Great Movie Scenes: Thief / Drive
It can be disheartening that WordPress, the host for this blog, keeps detailed statistics. These tend to prove that very few ever visit the Needlefish, and of those that do, practically none of them ever view the entries on movie scenes or songs of the day – but dammit, I love doing them. If you can’t be self-indulgent in your own blog, well, I guess that I just don’t know.
Thief, Michael Mann’s early 1980s masterpiece of mood and cinematography, might just be the most stylish movie ever made, with its pulsing electronic score by Tangerine Dream, and its extended shots of dark, lonely, and very soggy night-time roads and alleyways. It’s said that to get the right look, Mann had water trucks follow him around from shot to shot, keeping the streets all good and reflectively drenched.
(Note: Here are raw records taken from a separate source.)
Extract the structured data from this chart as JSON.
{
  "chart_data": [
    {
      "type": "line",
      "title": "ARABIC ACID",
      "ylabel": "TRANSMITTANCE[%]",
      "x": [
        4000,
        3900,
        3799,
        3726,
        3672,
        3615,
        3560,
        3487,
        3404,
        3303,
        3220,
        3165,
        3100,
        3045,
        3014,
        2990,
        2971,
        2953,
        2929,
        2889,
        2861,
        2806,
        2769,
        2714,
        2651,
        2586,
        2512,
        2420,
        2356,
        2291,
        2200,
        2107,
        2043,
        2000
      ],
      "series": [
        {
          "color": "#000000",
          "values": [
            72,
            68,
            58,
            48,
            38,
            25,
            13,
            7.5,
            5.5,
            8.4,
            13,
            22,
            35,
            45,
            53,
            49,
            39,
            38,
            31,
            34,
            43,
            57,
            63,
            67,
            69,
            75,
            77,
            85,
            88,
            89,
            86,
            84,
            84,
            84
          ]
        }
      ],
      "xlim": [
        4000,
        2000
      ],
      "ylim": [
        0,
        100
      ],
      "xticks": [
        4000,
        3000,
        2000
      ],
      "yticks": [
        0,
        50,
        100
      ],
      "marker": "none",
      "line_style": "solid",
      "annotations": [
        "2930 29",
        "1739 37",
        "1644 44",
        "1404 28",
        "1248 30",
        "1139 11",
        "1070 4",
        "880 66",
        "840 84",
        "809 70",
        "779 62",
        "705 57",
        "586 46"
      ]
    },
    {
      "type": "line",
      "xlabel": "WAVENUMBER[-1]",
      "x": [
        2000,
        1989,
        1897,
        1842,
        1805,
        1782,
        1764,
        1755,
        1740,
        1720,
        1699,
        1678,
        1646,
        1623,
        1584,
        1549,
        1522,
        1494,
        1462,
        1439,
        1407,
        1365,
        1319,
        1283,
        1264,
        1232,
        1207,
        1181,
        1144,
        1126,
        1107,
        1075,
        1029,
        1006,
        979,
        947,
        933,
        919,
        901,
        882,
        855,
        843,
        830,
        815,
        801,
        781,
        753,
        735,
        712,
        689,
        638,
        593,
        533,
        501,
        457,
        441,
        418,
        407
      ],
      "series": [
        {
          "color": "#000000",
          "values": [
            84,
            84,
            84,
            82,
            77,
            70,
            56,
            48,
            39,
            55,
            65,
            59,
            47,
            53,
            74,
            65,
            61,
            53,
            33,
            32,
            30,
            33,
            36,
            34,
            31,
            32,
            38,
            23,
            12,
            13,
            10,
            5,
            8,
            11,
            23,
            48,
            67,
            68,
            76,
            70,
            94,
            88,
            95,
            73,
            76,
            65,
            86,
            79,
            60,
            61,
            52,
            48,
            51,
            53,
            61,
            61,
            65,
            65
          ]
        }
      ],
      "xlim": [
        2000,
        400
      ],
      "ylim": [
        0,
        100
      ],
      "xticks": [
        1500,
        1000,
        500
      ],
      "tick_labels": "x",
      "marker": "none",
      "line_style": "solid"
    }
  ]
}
Attached is the virtually wordless opening scene, and it sets the tone from almost the first frame. This is a movie about professionals, master criminals who specialize in high-end heists that involve technology, skill, and teamwork – and absolutely no violence, no drama. Guns and screaming are for punks. They come in the dead of night, alone at the scene, spoofing alarm systems, monitoring the police bands, and deploying exotic tools to get the job done quickly and cleanly. Don’t you just love that drill that attaches to the safe by way of its integral electromagnet? Isn’t it great how James Caan operates with all due speed, but in a thoroughly dispassionate and economical way, wasting no time, taking no false or unnecessary steps? He just gets the job done, and this clearly isn’t his first rodeo. Note how he disdains all the baubles in favour of boxes full of uncut diamonds in tidy little envelopes, utterly untraceable. Then, the unhurried getaway, the team members splitting up, discarding coveralls, switching cars and going their separate ways in silence, each fully versed in the drill.
They’re just so totally cool.
Danish filmmaker Nicolas Winding paid obvious homage to this scene about 30 years later, in the opening of 2011’s Drive. The beginning gives off the exact same night-time vibe, with a cool criminal expert going wordlessly about his business, monitoring the police bands and executing his getaway with consummate professionalism, all of it set to a pulsing electronic score.
Winding even tips his cap to Mann with the neon graphics of the opening credits:
Style over substance? Not in my book, not for either movie. These are compelling dramas, very film noir despite being in colour, and anyway, what’s wrong with style?